A “calm, intelligent, friendly, hardworking” British international banker fatally shot his wife before killing himself at their American home.
The bodies of Julian Knott, age 45 from London, an executive director of America’s biggest bank, JPMorgan Chase & Co, and his Filipina wife Alita, 47, were found at their hill top £350,000 home in Jefferson Township, New Jersey, 50 miles west of Manhattan, on July 6.
Police said Knott had shot his wife “repeatedly” before turning the same gun on himself.
Press reports quoted Steve Dunk, a vice president at JPMorgan, saying Knott was “calm, intelligent, friendly, hardworking. Julian’s and Alita’s deaths were a tragic, incomprehensible event and they leave behind many, many grieving friends.”
Local New Jersey press reported that “photos on social media suggest a couple as desperately in love as the day they married and a close-knit family enjoying one another on vacations near and far.” The couple were “affluent world travellers who have two teenage sons and a college-age daughter.”
Police were summoned to the house shortly after 1 a.m. Sunday following a report of two unconscious adults. The Knotts were already dead when officers arrived, according to a statement by law enforcement officials. The statement did not say who found the bodies.
Knott started at JPMorgan in 2006 as a network operations manager in London and rose to executive director of the technology network over eight years, according to his LinkedIn profile. He met Alita in the U.K., and they moved to Ohio and then New Jersey as Knott gained responsibility.

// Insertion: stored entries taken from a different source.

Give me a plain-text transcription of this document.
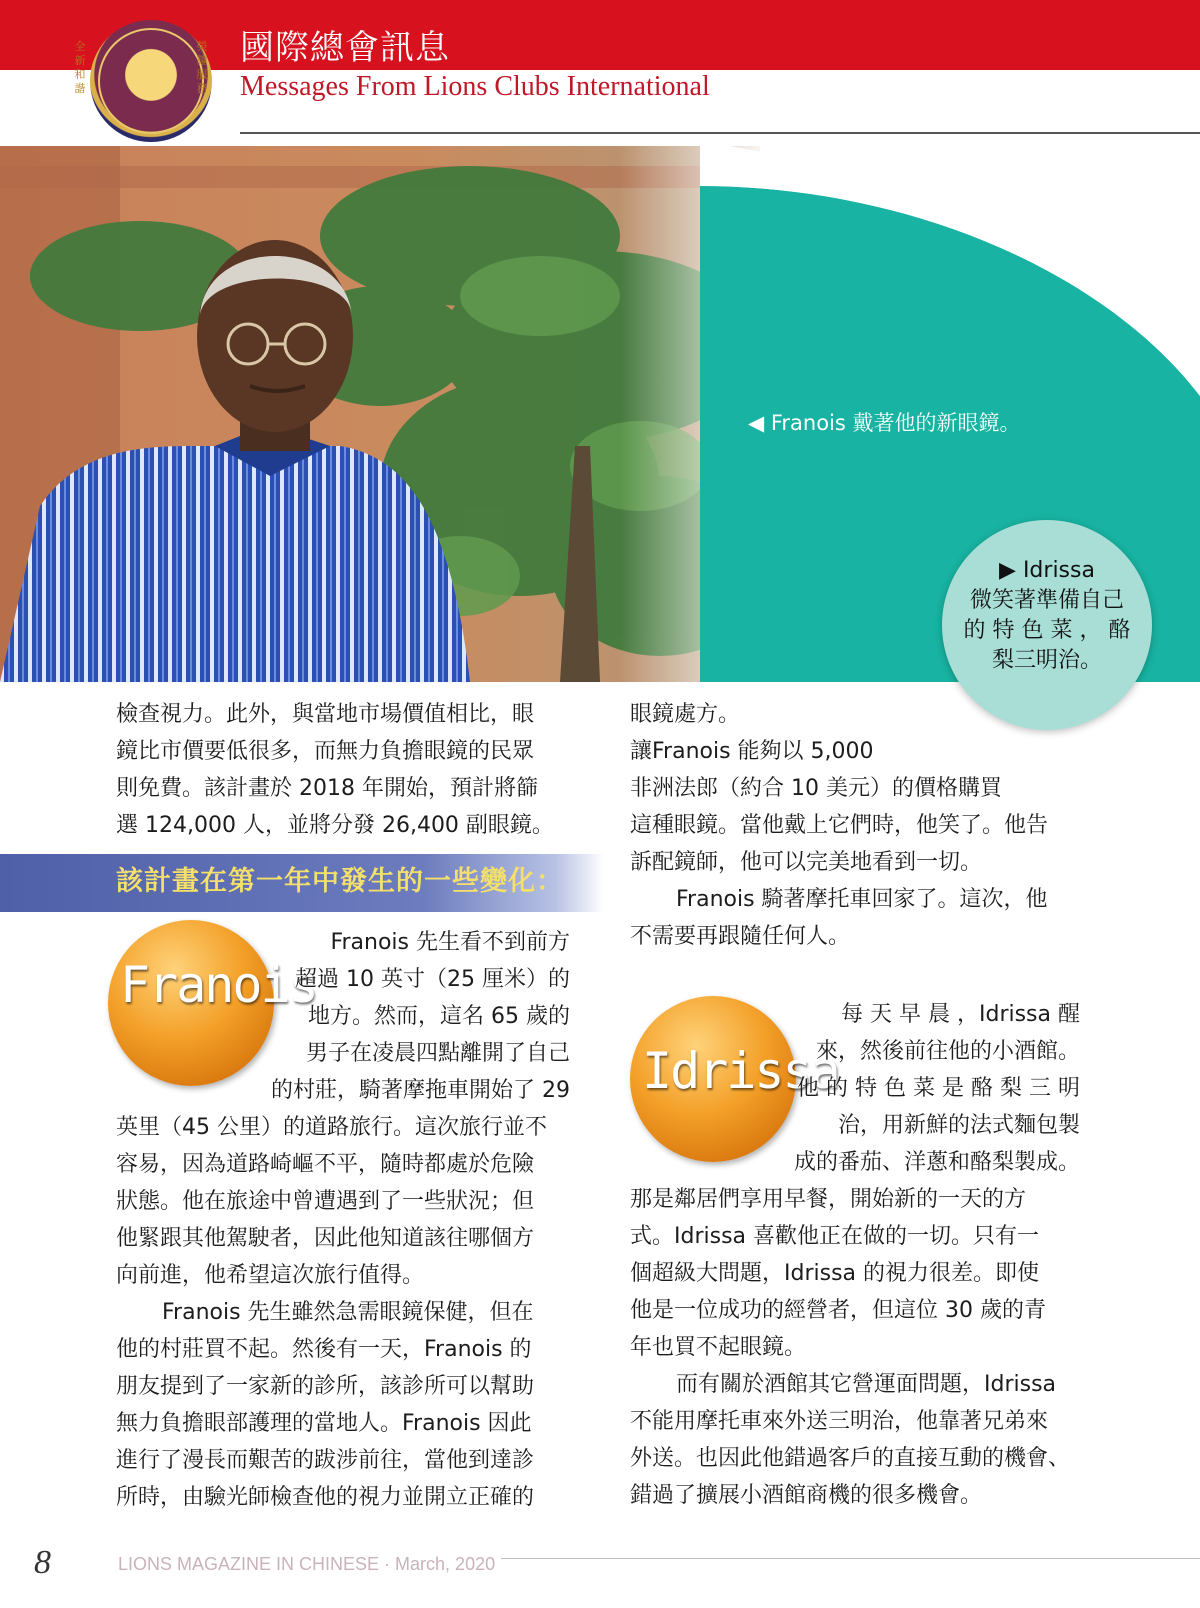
全新和諧
榮耀服務
國際總會訊息
Messages From Lions Clubs International
◀ Franois 戴著他的新眼鏡。
▶ Idrissa
微笑著準備自己
的 特 色 菜 ， 酪
梨三明治。
檢查視力。此外，與當地市場價值相比，眼
鏡比市價要低很多，而無力負擔眼鏡的民眾
則免費。該計畫於 2018 年開始，預計將篩
選 124,000 人，並將分發 26,400 副眼鏡。
該計畫在第一年中發生的一些變化：
Franois
Franois 先生看不到前方
超過 10 英寸（25 厘米）的
地方。然而，這名 65 歲的
男子在凌晨四點離開了自己
的村莊，騎著摩拖車開始了 29
英里（45 公里）的道路旅行。這次旅行並不
容易，因為道路崎嶇不平，隨時都處於危險
狀態。他在旅途中曾遭遇到了一些狀況；但
他緊跟其他駕駛者，因此他知道該往哪個方
向前進，他希望這次旅行值得。
Franois 先生雖然急需眼鏡保健，但在
他的村莊買不起。然後有一天，Franois 的
朋友提到了一家新的診所，該診所可以幫助
無力負擔眼部護理的當地人。Franois 因此
進行了漫長而艱苦的跋涉前往，當他到達診
所時，由驗光師檢查他的視力並開立正確的
眼鏡處方。
讓Franois 能夠以 5,000
非洲法郎（約合 10 美元）的價格購買
這種眼鏡。當他戴上它們時，他笑了。他告
訴配鏡師，他可以完美地看到一切。
Franois 騎著摩托車回家了。這次，他
不需要再跟隨任何人。
Idrissa
每 天 早 晨 ，Idrissa 醒
來，然後前往他的小酒館。
他 的 特 色 菜 是 酪 梨 三 明
治，用新鮮的法式麵包製
成的番茄、洋蔥和酪梨製成。
那是鄰居們享用早餐，開始新的一天的方
式。Idrissa 喜歡他正在做的一切。只有一
個超級大問題，Idrissa 的視力很差。即使
他是一位成功的經營者，但這位 30 歲的青
年也買不起眼鏡。
而有關於酒館其它營運面問題，Idrissa
不能用摩托車來外送三明治，他靠著兄弟來
外送。也因此他錯過客戶的直接互動的機會、
錯過了擴展小酒館商機的很多機會。
8	LIONS MAGAZINE IN CHINESE · March, 2020
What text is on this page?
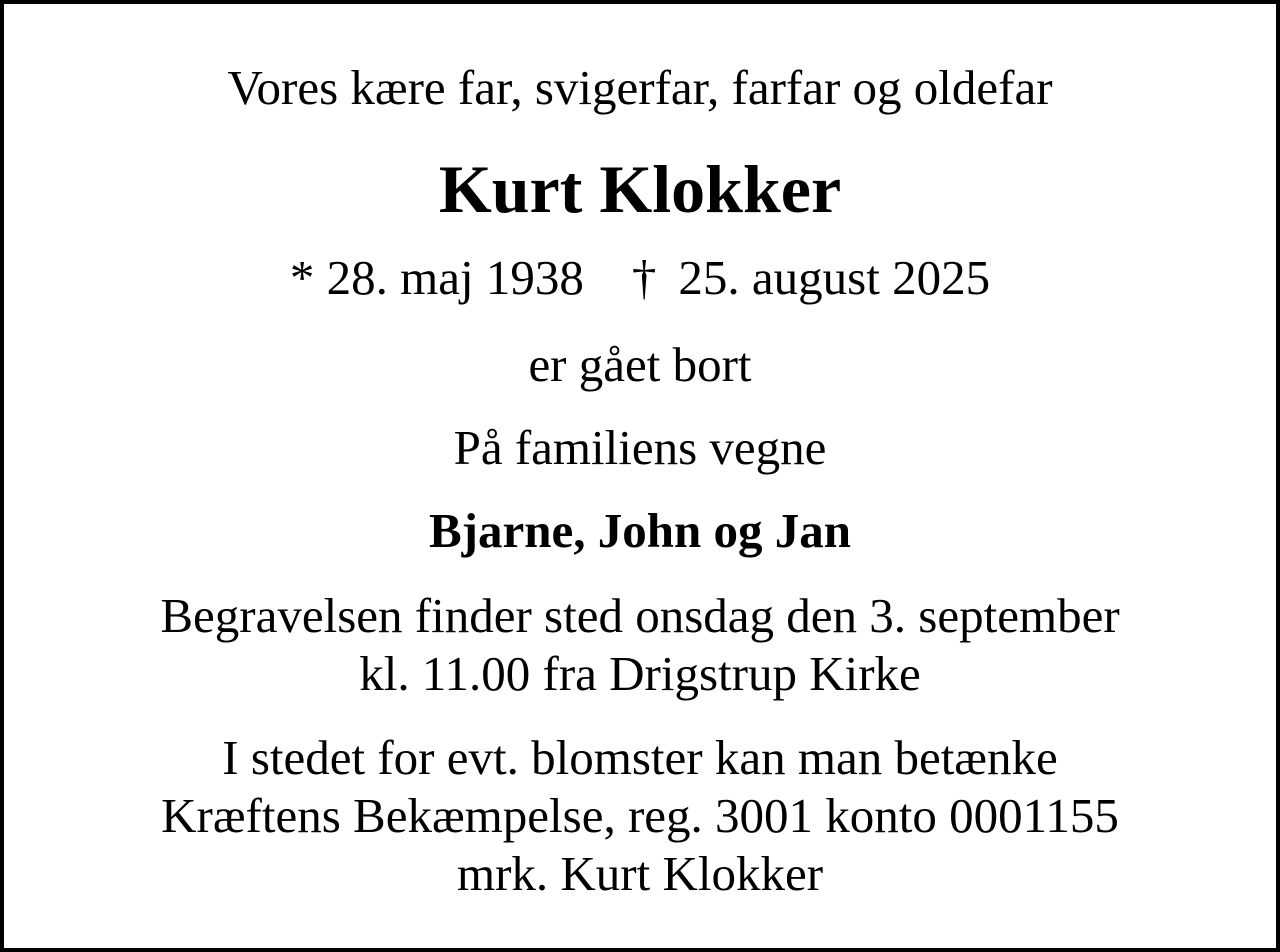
Vores kære far, svigerfar, farfar og oldefar
Kurt Klokker
* 28. maj 1938 † 25. august 2025
er gået bort
På familiens vegne
Bjarne, John og Jan
Begravelsen finder sted onsdag den 3. september
kl. 11.00 fra Drigstrup Kirke
I stedet for evt. blomster kan man betænke
Kræftens Bekæmpelse, reg. 3001 konto 0001155
mrk. Kurt Klokker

The couple met in London 20 years ago when Alita was a personal assistant to a Bahraini sheikh. They married and settled in Southwick, West Sussex, where Mrs Knott opened Quayside Tots Playgroup.
Bloomberg, the financial news service, reports that Deutsche Bank AG, Russell Investments and Zurich Insurance Group AG have also lost employees and former employees to suicide in the past year.